Heavy slowdown when rendering front-to-back

Hi there

Since the Advanced Forum still seems to be down, i´ll post my question here. It isn´t that advanced anyway.

So, i started a new engine. I began with rendering my sectors as simple as possible. Sorted by texture and than brute-force, letting the GPU do the rest (bf-culling, depth-sorting, etc.).

Speed was as expected. For 6500 textured triangles (no shaders), rendered in 8 batches (8 texture switches) i got 190 FPS.

A z-only pass speeded it up, after i added shaders.
Now i thought i could speed up the efficiency of that z-only pass by rendering it front-to-back. No problem.
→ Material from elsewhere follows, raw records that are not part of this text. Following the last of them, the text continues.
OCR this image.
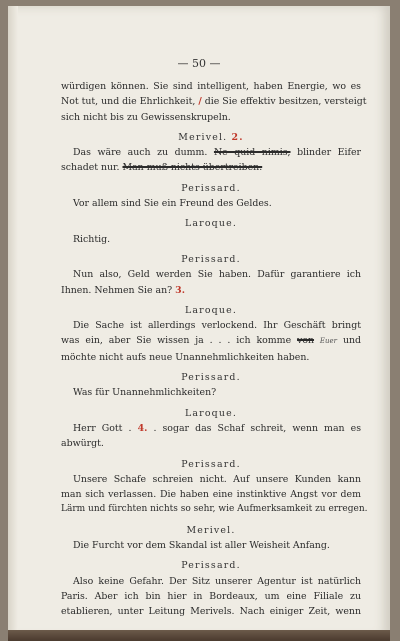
— 50 —
würdigen können. Sie sind intelligent, haben Energie, wo es
Not tut, und die Ehrlichkeit, / die Sie effektiv besitzen, versteigt
sich nicht bis zu Gewissenskrupeln.
Merivel. 2.
Das wäre auch zu dumm. Ne quid nimis, blinder Eifer
schadet nur. Man muß nichts übertreiben.
Perissard.
Vor allem sind Sie ein Freund des Geldes.
Laroque.
Richtig.
Perissard.
Nun also, Geld werden Sie haben. Dafür garantiere ich
Ihnen. Nehmen Sie an? 3.
Laroque.
Die Sache ist allerdings verlockend. Ihr Geschäft bringt
was ein, aber Sie wissen ja . . . ich komme von Euer und
möchte nicht aufs neue Unannehmlichkeiten haben.
Perissard.
Was für Unannehmlichkeiten?
Laroque.
Herr Gott . 4. . sogar das Schaf schreit, wenn man es
abwürgt.
Perissard.
Unsere Schafe schreien nicht. Auf unsere Kunden kann
man sich verlassen. Die haben eine instinktive Angst vor dem
Lärm und fürchten nichts so sehr, wie Aufmerksamkeit zu erregen.
Merivel.
Die Furcht vor dem Skandal ist aller Weisheit Anfang.
Perissard.
Also keine Gefahr. Der Sitz unserer Agentur ist natürlich
Paris. Aber ich bin hier in Bordeaux, um eine Filiale zu
etablieren, unter Leitung Merivels. Nach einiger Zeit, wenn
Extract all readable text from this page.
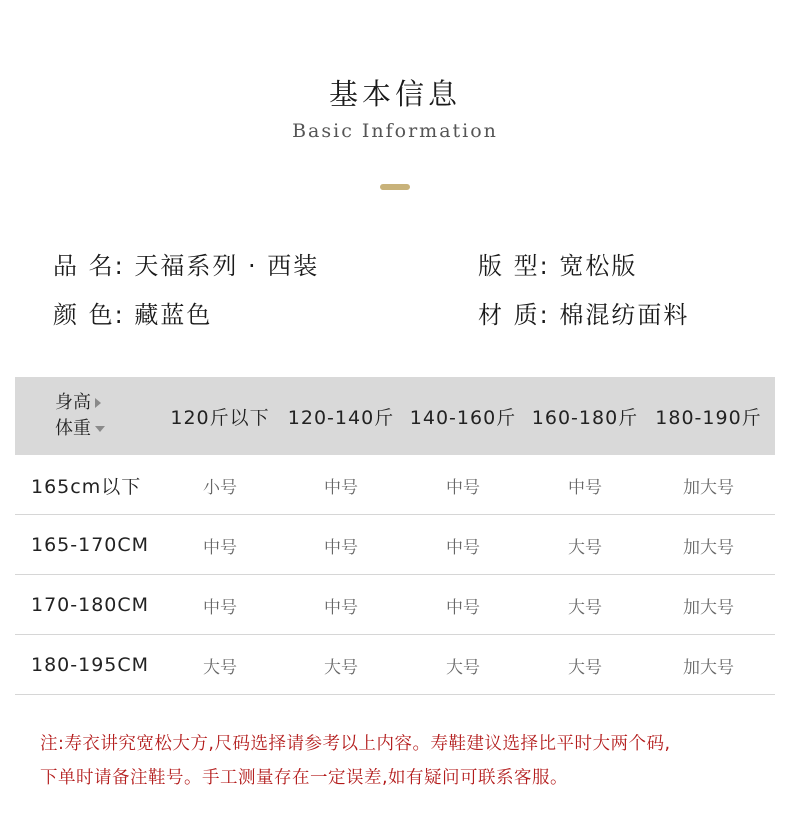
基本信息
Basic Information
品 名: 天福系列 · 西装	版 型: 宽松版
颜 色: 藏蓝色	材 质: 棉混纺面料
身高
体重	120斤以下 120-140斤 140-160斤 160-180斤 180-190斤
165cm以下	小号	中号	中号	中号	加大号
165-170CM	中号	中号	中号	大号	加大号
170-180CM	中号	中号	中号	大号	加大号
180-195CM	大号	大号	大号	大号	加大号
注:寿衣讲究宽松大方,尺码选择请参考以上内容。寿鞋建议选择比平时大两个码,
下单时请备注鞋号。手工测量存在一定误差,如有疑问可联系客服。
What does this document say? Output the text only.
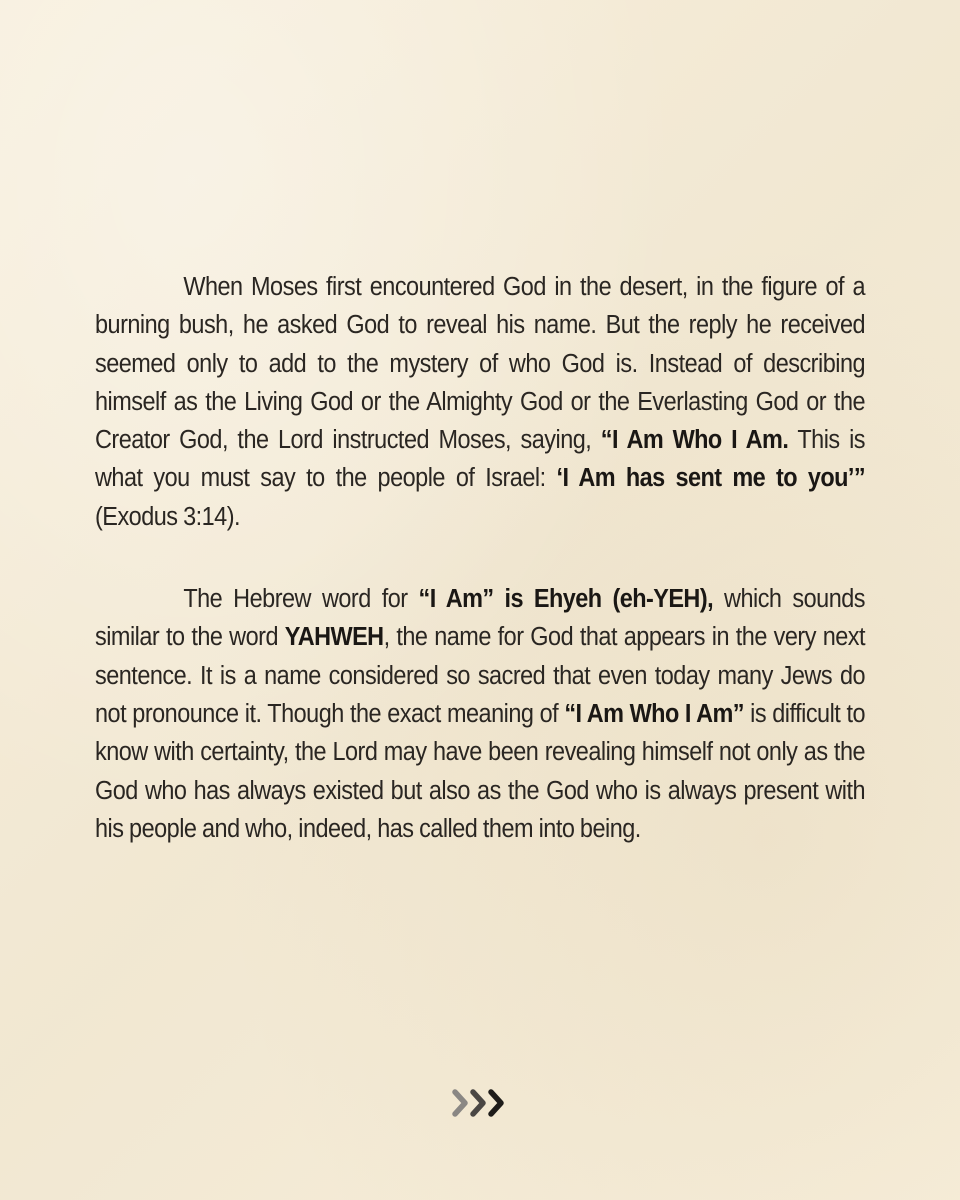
When Moses first encountered God in the desert, in the figure of a burning bush, he asked God to reveal his name. But the reply he received seemed only to add to the mystery of who God is. Instead of describing himself as the Living God or the Almighty God or the Everlasting God or the Creator God, the Lord instructed Moses, saying, “I Am Who I Am. This is what you must say to the people of Israel: ‘I Am has sent me to you’” (Exodus 3:14).

The Hebrew word for “I Am” is Ehyeh (eh-YEH), which sounds similar to the word YAHWEH, the name for God that appears in the very next sentence. It is a name considered so sacred that even today many Jews do not pronounce it. Though the exact meaning of “I Am Who I Am” is difficult to know with certainty, the Lord may have been revealing himself not only as the God who has always existed but also as the God who is always present with his people and who, indeed, has called them into being.
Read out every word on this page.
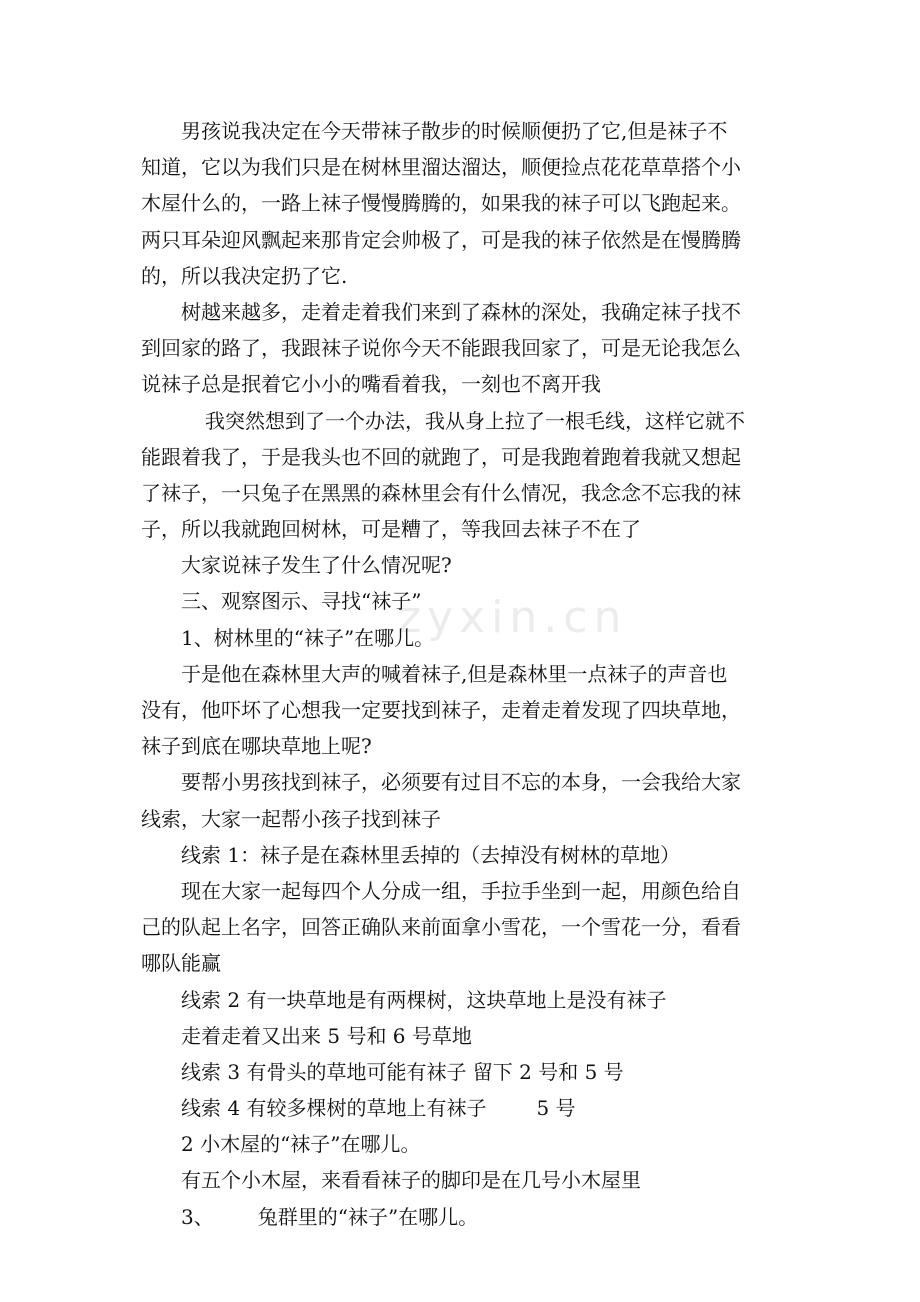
zyxin.cn
男孩说我决定在今天带袜子散步的时候顺便扔了它,但是袜子不
知道，它以为我们只是在树林里溜达溜达，顺便捡点花花草草搭个小
木屋什么的，一路上袜子慢慢腾腾的，如果我的袜子可以飞跑起来。
两只耳朵迎风飘起来那肯定会帅极了，可是我的袜子依然是在慢腾腾
的，所以我决定扔了它.
树越来越多，走着走着我们来到了森林的深处，我确定袜子找不
到回家的路了，我跟袜子说你今天不能跟我回家了，可是无论我怎么
说袜子总是抿着它小小的嘴看着我，一刻也不离开我
我突然想到了一个办法，我从身上拉了一根毛线，这样它就不
能跟着我了，于是我头也不回的就跑了，可是我跑着跑着我就又想起
了袜子，一只兔子在黑黑的森林里会有什么情况，我念念不忘我的袜
子，所以我就跑回树林，可是糟了，等我回去袜子不在了
大家说袜子发生了什么情况呢?
三、观察图示、寻找“袜子”
1、树林里的“袜子”在哪儿。
于是他在森林里大声的喊着袜子,但是森林里一点袜子的声音也
没有，他吓坏了心想我一定要找到袜子，走着走着发现了四块草地，
袜子到底在哪块草地上呢?
要帮小男孩找到袜子，必须要有过目不忘的本身，一会我给大家
线索，大家一起帮小孩子找到袜子
线索 1：袜子是在森林里丢掉的（去掉没有树林的草地）
现在大家一起每四个人分成一组，手拉手坐到一起，用颜色给自
己的队起上名字，回答正确队来前面拿小雪花，一个雪花一分，看看
哪队能赢
线索 2 有一块草地是有两棵树，这块草地上是没有袜子
走着走着又出来 5 号和 6 号草地
线索 3 有骨头的草地可能有袜子 留下 2 号和 5 号
线索 4 有较多棵树的草地上有袜子	5 号
2 小木屋的“袜子”在哪儿。
有五个小木屋，来看看袜子的脚印是在几号小木屋里
3、 兔群里的“袜子”在哪儿。
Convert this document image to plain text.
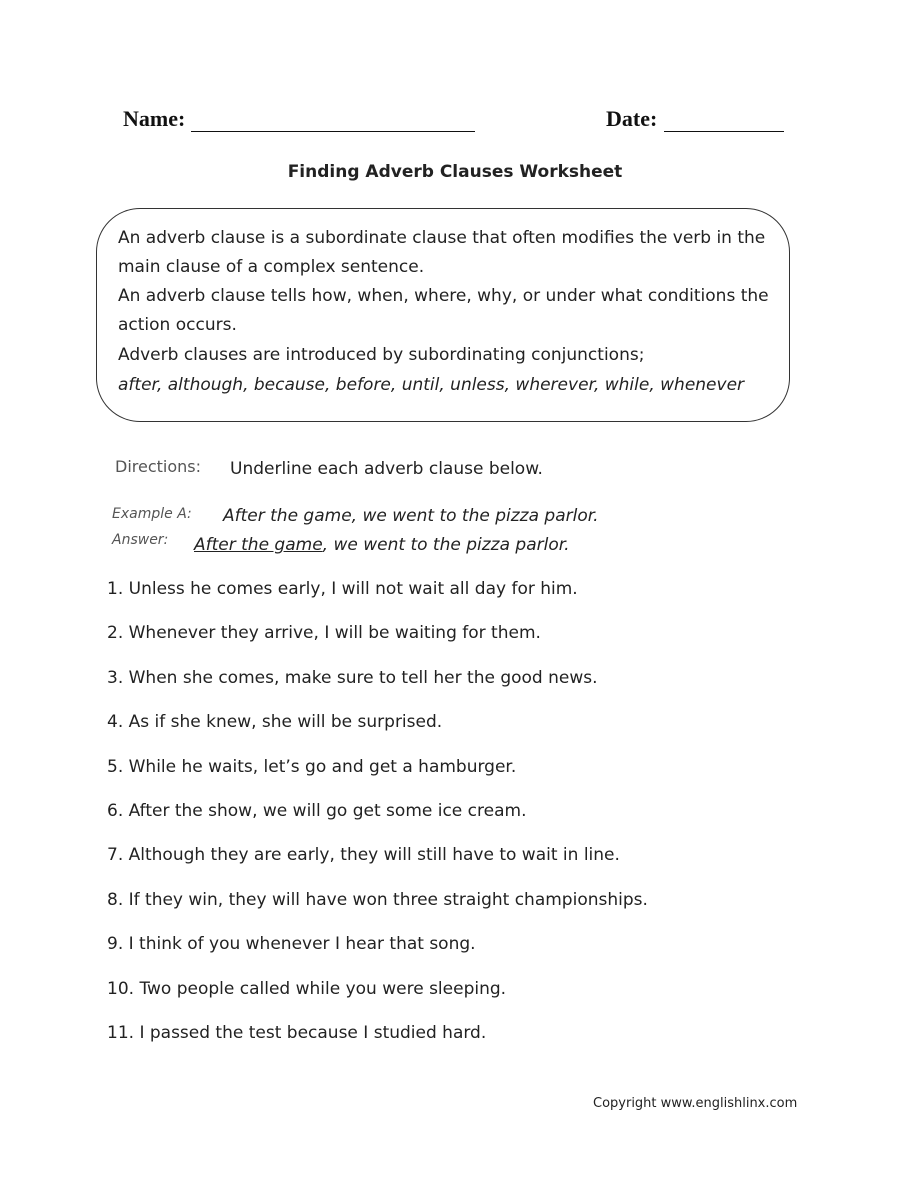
Name:	Date:
Finding Adverb Clauses Worksheet
An adverb clause is a subordinate clause that often modifies the verb in the
main clause of a complex sentence.
An adverb clause tells how, when, where, why, or under what conditions the
action occurs.
Adverb clauses are introduced by subordinating conjunctions;
after, although, because, before, until, unless, wherever, while, whenever
Directions: Underline each adverb clause below.
Example A: After the game, we went to the pizza parlor.
Answer: After the game, we went to the pizza parlor.
1. Unless he comes early, I will not wait all day for him.
2. Whenever they arrive, I will be waiting for them.
3. When she comes, make sure to tell her the good news.
4. As if she knew, she will be surprised.
5. While he waits, let’s go and get a hamburger.
6. After the show, we will go get some ice cream.
7. Although they are early, they will still have to wait in line.
8. If they win, they will have won three straight championships.
9. I think of you whenever I hear that song.
10. Two people called while you were sleeping.
11. I passed the test because I studied hard.
Copyright www.englishlinx.com
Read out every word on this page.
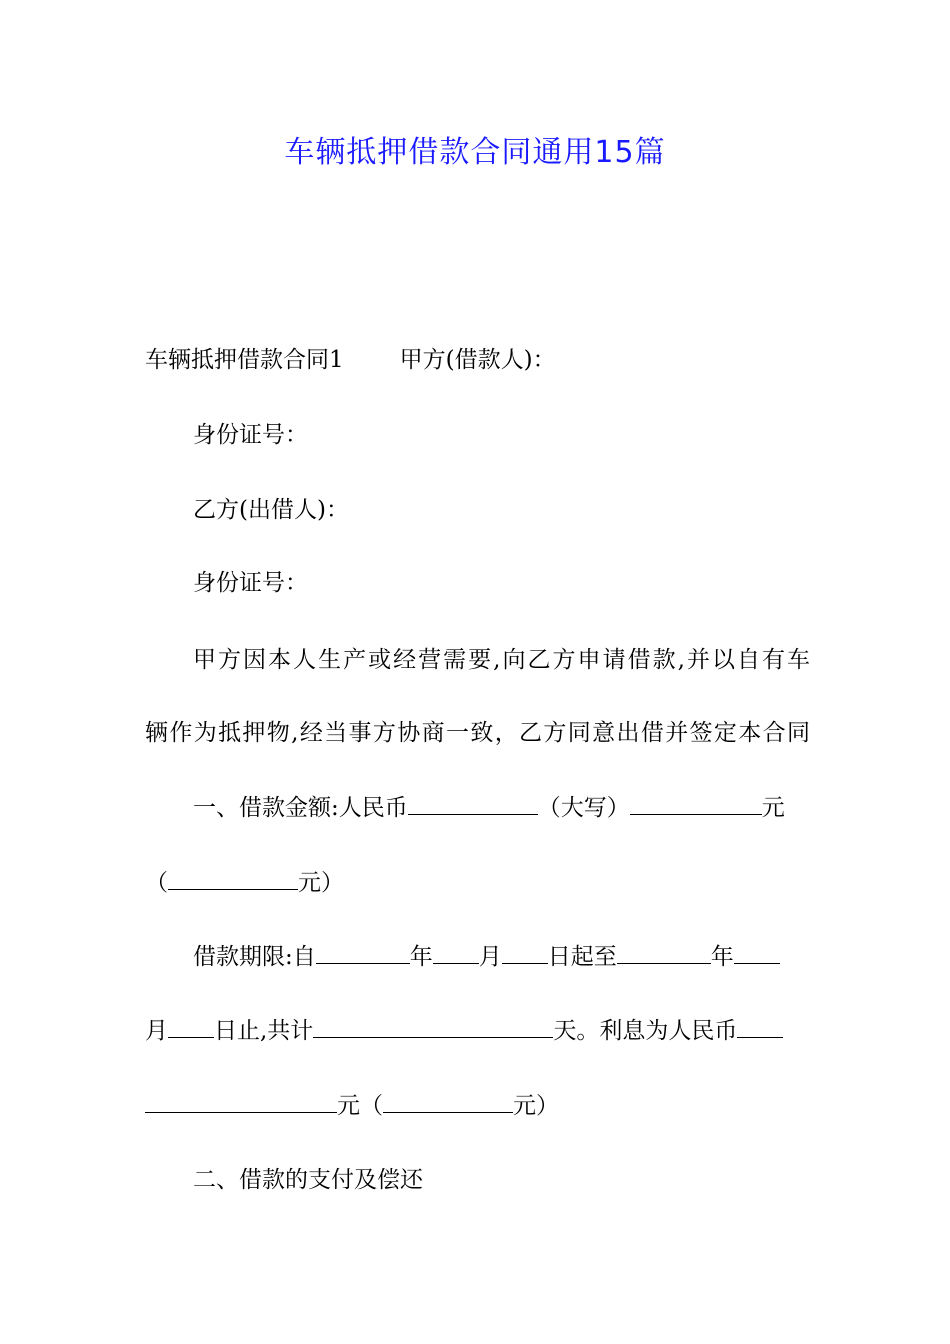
车辆抵押借款合同通用15篇
车辆抵押借款合同1 甲方(借款人)：
身份证号：
乙方(出借人)：
身份证号：
甲方因本人生产或经营需要,向乙方申请借款,并以自有车
辆作为抵押物,经当事方协商一致，乙方同意出借并签定本合同
一、借款金额:人民币	（大写）	元
（	元）
借款期限:自	年 月 日起至	年
月 日止,共计	天。利息为人民币
元（	元）
二、借款的支付及偿还
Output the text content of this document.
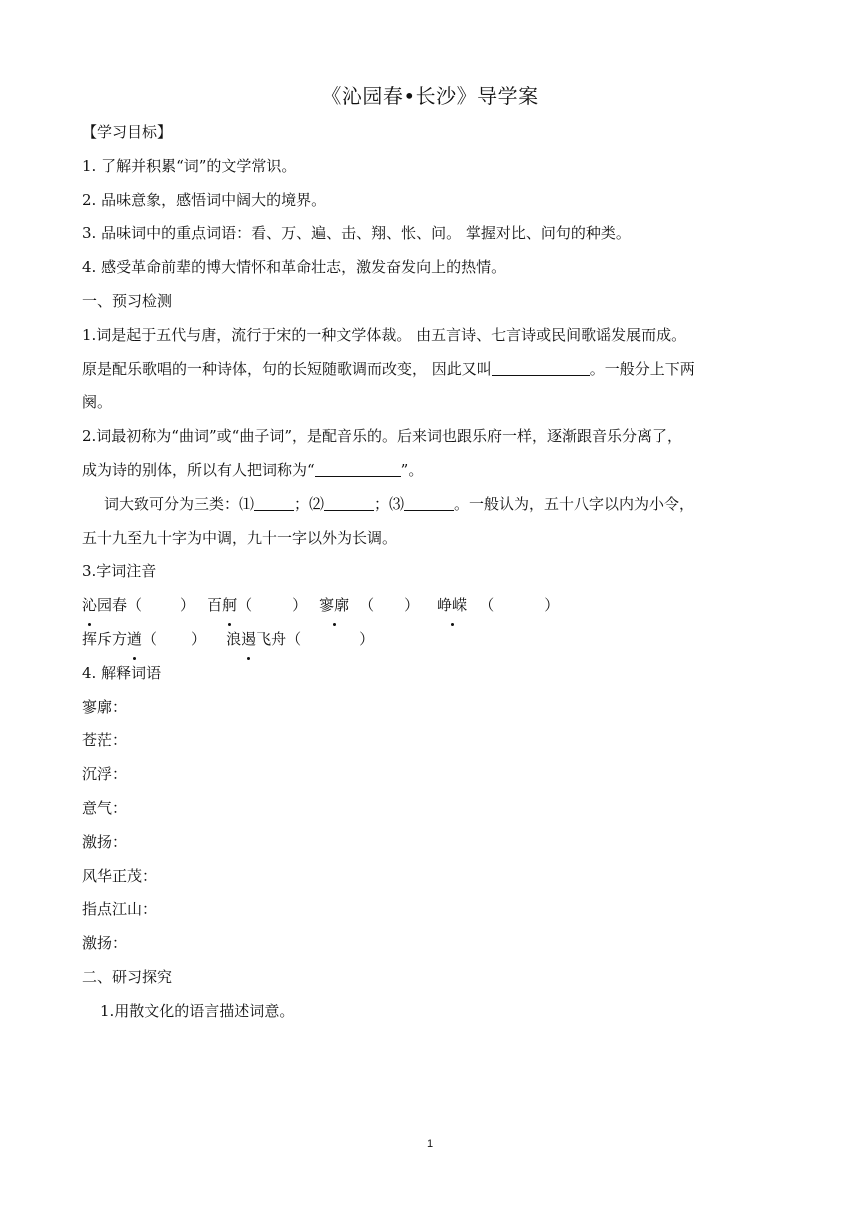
《沁园春•长沙》导学案
【学习目标】
1. 了解并积累“词”的文学常识。
2. 品味意象，感悟词中阔大的境界。
3. 品味词中的重点词语：看、万、遍、击、翔、怅、问。 掌握对比、问句的种类。
4. 感受革命前辈的博大情怀和革命壮志，激发奋发向上的热情。
一、预习检测
1.词是起于五代与唐，流行于宋的一种文学体裁。 由五言诗、七言诗或民间歌谣发展而成。
原是配乐歌唱的一种诗体，句的长短随歌调而改变， 因此又叫	。一般分上下两
阕。
2.词最初称为“曲词”或“曲子词”，是配音乐的。后来词也跟乐府一样，逐渐跟音乐分离了，
成为诗的别体，所以有人把词称为“	”。
词大致可分为三类：⑴	；⑵	；⑶	。一般认为，五十八字以内为小令，
五十九至九十字为中调，九十一字以外为长调。
3.字词注音
沁园春（	） 百舸（	） 寥廓 （ ） 峥嵘 （	）
挥斥方遒（ ） 浪遏飞舟（	）
4. 解释词语
寥廓：
苍茫：
沉浮：
意气：
激扬：
风华正茂：
指点江山：
激扬：
二、研习探究
1.用散文化的语言描述词意。
1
No textures, no color-writes, only a few big batches, just the order of the indices changed.

However, instead of speeding up a bit, it slowed down from 125 FPS down to 35 !!!

This is all on a Radeon 9600XT.

I read ATIs SDK and there i found a passage, which says that random vertex-accesses are worse then sequentiel updates, because of the pre-T&L cache.
Anyway a slowdown of 90FPS ??? Is this still expected behaviour?

The SDK also says, that aligning data on 32 bytes will increase random access speed. My vertex-data is 64 bytes big. I use VBO, so the driver should be able to align it very well, no?

I don´t understand this heavy slowdown. Anyway, BSP-trees seem to lose their advantage in 3D rendering, because of the heavy cache misses they cause.


Remember you’re introducing other overheads for example those texture state changes that you can no longer sort for. It’s not entirely clear at what level you depth sorted. Seems like it may have been primitive level at best, you know that’s going to be expensive.

No, in a z-only pass i don´t use any textures. I still use the same amount of glDrawRangeElements-calls, etc. everything the same, but the order of the elements has changed. So, no other overhad, except for the random vertex access.